Future of the Cooloola Coast is at stake: letter
AS PRESIDENT of the Cooloola Cove Residents and Friends Inc, I submit that the statements below are my personal thoughts only on the subjects included.
The Cooloola Coast is a region of great beauty and natural splendour. It contains three coastal towns which are themselves different, but at the same time complementary to each other.
Rainbow Beach has a vibrant tourist industry, Tin Can Bay has tourist attractions as well as marine related activities and industries, with Cooloola Cove being a principal residential area with some local industry and unique flora and fauna.
The Coast is a remote area, as yet unspoilt, but with the greatest potential for its future yet to be realised. The Coast is unique in south-east Queensland; it has unique needs like all coastal areas, but also the greatest opportunity to strive to determine its own future.
The three communities need to work together to realise this potential, at all levels, i.e. residents, community groups, and businesses. A collaborative approach will ensure strength and commitment to our future. The future for the Coast is about creating/maintaining a great lifestyle, a great experience for visitors, and a proud quality of life for our elderly and younger families.
It is important that the pressures of external forces of progress are resisted, and a Cooloola Coast community-developed, long term strategic plan is established, particularly for the young families of the area.
I repeat, the Coast is a unique location, it has unique potentials, and the timing is now critical for its future.
Pressures brought on by out-of-area interests cannot ensure that the residents/businesses of the Coast get a fair go and are given the respect and opportunity to ensure long term future goals are achieved. We have already seen the potential power these external forces can have, and the contempt given to the coastal community.
The principal stakeholders (local and state government) in this recent proposed change to the electoral boundaries, have not stepped up to alleviate community fears or provide assurance that the Coast will retain its identity, or not be disadvantaged as a result of these changes.

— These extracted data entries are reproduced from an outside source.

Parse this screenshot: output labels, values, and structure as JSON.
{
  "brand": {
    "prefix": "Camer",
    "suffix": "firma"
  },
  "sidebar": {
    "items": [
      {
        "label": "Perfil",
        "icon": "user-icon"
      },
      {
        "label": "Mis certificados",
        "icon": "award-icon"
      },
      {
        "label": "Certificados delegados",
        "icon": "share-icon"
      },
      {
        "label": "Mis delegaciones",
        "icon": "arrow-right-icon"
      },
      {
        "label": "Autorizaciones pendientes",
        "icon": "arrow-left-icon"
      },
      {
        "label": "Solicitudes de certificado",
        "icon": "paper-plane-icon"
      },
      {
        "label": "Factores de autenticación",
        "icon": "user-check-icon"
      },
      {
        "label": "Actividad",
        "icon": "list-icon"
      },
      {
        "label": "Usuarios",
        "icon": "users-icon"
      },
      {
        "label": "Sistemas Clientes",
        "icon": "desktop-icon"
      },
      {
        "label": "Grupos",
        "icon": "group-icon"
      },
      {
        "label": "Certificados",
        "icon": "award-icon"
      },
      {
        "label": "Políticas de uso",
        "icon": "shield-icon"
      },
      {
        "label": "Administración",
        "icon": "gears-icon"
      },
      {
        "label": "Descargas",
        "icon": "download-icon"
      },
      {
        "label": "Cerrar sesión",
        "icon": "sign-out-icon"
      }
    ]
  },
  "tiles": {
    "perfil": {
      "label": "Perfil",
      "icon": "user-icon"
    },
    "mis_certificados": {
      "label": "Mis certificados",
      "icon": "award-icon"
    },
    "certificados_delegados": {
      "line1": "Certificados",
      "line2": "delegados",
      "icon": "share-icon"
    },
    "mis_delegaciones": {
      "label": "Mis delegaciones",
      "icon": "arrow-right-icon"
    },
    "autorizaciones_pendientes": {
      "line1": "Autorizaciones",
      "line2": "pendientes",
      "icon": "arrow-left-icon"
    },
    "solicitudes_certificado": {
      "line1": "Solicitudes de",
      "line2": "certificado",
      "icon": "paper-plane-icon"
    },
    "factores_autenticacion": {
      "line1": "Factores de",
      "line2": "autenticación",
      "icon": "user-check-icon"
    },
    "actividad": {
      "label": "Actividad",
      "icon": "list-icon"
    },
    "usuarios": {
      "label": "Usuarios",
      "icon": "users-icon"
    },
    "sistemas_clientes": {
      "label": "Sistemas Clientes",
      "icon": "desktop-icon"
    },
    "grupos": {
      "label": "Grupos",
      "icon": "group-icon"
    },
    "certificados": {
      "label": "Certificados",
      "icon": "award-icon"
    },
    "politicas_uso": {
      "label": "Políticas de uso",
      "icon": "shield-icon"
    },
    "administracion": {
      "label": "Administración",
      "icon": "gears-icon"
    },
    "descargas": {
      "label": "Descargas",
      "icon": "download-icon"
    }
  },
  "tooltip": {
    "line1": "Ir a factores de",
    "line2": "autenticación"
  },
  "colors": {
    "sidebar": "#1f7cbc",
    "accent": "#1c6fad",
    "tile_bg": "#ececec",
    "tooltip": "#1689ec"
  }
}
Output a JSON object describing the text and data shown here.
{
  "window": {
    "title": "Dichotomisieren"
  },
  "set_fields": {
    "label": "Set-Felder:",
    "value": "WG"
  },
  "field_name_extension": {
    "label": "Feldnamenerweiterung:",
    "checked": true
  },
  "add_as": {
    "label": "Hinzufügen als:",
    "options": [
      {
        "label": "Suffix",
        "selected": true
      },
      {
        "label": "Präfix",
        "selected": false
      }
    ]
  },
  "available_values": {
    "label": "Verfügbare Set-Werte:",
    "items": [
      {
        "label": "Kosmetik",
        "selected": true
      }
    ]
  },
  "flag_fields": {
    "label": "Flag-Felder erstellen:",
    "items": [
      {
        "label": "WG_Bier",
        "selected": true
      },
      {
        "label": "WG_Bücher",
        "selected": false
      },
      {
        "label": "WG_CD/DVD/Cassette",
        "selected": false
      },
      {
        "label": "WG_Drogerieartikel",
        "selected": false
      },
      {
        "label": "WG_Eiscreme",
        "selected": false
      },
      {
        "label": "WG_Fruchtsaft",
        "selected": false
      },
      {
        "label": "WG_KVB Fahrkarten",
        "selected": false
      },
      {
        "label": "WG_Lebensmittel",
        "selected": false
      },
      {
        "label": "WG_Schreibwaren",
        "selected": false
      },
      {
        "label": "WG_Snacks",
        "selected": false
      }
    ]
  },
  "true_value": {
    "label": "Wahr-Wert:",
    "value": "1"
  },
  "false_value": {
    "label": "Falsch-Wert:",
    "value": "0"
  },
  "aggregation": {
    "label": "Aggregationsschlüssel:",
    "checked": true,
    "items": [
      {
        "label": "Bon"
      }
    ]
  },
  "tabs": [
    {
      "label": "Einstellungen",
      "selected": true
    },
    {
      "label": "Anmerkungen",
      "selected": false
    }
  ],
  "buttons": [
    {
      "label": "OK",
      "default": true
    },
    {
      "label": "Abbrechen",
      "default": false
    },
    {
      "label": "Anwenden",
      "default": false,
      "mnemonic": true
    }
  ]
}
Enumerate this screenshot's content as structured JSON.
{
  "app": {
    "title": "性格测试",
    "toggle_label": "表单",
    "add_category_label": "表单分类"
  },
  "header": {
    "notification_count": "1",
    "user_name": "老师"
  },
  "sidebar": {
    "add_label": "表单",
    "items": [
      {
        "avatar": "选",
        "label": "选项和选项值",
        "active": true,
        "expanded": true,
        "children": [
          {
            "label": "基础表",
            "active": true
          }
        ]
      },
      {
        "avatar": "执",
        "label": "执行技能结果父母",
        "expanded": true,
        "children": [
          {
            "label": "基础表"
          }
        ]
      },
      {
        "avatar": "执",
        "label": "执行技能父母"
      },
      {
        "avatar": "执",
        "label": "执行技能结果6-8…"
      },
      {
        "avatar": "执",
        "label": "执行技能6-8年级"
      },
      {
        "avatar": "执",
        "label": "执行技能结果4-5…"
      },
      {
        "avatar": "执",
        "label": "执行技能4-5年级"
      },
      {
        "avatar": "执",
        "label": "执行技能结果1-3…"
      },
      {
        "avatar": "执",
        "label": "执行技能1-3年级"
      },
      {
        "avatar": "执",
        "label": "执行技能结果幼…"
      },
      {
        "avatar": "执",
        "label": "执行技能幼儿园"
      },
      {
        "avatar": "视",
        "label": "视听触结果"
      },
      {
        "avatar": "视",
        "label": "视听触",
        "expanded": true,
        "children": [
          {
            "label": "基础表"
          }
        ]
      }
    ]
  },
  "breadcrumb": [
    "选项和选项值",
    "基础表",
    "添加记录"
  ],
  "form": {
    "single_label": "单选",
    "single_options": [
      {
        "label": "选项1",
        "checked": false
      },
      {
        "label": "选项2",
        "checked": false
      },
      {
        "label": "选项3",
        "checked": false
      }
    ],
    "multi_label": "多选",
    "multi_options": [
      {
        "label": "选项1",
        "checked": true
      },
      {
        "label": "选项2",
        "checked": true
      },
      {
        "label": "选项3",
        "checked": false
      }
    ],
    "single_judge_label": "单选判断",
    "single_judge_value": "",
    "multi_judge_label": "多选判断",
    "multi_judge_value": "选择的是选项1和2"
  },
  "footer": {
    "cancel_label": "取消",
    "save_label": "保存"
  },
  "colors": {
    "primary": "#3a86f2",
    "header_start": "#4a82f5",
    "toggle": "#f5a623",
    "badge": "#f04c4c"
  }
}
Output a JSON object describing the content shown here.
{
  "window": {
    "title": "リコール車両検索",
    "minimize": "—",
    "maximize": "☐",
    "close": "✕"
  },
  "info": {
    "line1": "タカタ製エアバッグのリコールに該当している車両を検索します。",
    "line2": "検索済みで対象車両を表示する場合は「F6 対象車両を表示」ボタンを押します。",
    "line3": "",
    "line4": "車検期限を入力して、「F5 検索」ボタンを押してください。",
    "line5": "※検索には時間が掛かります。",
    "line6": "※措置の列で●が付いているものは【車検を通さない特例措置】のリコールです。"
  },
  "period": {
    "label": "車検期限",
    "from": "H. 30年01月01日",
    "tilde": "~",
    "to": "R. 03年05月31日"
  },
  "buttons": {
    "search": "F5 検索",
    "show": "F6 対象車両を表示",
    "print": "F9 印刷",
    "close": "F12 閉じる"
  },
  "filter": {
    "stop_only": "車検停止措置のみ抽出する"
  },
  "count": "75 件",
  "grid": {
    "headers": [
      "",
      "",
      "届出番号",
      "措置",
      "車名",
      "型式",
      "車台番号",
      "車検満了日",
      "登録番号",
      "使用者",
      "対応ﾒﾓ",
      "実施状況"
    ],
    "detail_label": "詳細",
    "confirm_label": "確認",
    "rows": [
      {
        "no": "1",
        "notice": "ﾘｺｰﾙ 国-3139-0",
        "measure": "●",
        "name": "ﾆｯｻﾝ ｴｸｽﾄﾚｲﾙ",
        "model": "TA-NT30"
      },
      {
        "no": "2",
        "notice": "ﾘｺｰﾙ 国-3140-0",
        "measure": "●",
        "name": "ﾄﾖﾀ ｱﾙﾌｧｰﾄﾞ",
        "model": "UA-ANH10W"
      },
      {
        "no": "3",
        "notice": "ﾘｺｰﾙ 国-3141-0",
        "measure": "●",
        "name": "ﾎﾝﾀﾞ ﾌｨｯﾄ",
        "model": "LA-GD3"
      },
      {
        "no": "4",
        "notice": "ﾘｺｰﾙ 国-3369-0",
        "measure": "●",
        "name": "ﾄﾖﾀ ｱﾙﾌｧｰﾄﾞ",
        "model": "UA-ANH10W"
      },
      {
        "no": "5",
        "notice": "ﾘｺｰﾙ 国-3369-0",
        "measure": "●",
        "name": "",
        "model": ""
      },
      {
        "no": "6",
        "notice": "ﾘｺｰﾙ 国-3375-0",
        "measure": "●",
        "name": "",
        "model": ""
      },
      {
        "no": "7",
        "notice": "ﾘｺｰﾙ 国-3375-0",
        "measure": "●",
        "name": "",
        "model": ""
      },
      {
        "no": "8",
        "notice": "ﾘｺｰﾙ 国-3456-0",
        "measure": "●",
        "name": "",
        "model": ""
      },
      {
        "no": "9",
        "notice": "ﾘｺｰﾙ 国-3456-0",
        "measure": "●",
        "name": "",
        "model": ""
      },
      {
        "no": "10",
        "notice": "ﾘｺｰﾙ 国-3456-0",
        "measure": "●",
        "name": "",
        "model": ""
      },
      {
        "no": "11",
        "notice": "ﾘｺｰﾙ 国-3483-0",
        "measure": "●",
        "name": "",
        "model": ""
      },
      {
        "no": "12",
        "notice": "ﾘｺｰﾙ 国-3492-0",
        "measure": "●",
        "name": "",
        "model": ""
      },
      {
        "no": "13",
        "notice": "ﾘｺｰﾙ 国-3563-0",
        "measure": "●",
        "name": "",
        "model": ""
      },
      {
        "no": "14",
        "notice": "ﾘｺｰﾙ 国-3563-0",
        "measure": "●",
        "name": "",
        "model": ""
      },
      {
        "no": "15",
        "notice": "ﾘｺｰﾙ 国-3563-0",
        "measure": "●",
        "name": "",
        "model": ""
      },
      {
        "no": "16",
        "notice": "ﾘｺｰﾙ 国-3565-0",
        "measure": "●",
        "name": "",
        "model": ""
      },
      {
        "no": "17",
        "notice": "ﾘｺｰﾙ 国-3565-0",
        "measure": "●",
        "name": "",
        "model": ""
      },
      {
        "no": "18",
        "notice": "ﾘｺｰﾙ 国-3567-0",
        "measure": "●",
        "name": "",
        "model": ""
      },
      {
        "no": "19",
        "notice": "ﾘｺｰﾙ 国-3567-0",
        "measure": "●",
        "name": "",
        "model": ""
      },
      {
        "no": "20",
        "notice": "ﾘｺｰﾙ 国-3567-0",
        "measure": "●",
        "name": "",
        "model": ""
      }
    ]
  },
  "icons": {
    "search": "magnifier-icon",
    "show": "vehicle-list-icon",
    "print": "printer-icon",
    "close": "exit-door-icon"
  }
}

I put forward that a coastal public meeting be held where the above principal stakeholders present their cases/support or otherwise, for these proposals.
I also suggest the community groups within the Coast, including business representatives, have a meeting to determine where the common ground is and initiate the development of a long term strategic plan for the Cooloola Coast.
The long term future of the Coast needs to be in conversations now before the opportunity is lost.
There are so many concerns and issues that the Coast will need to consider, the timing is right, some conversations are being had, let's make it so.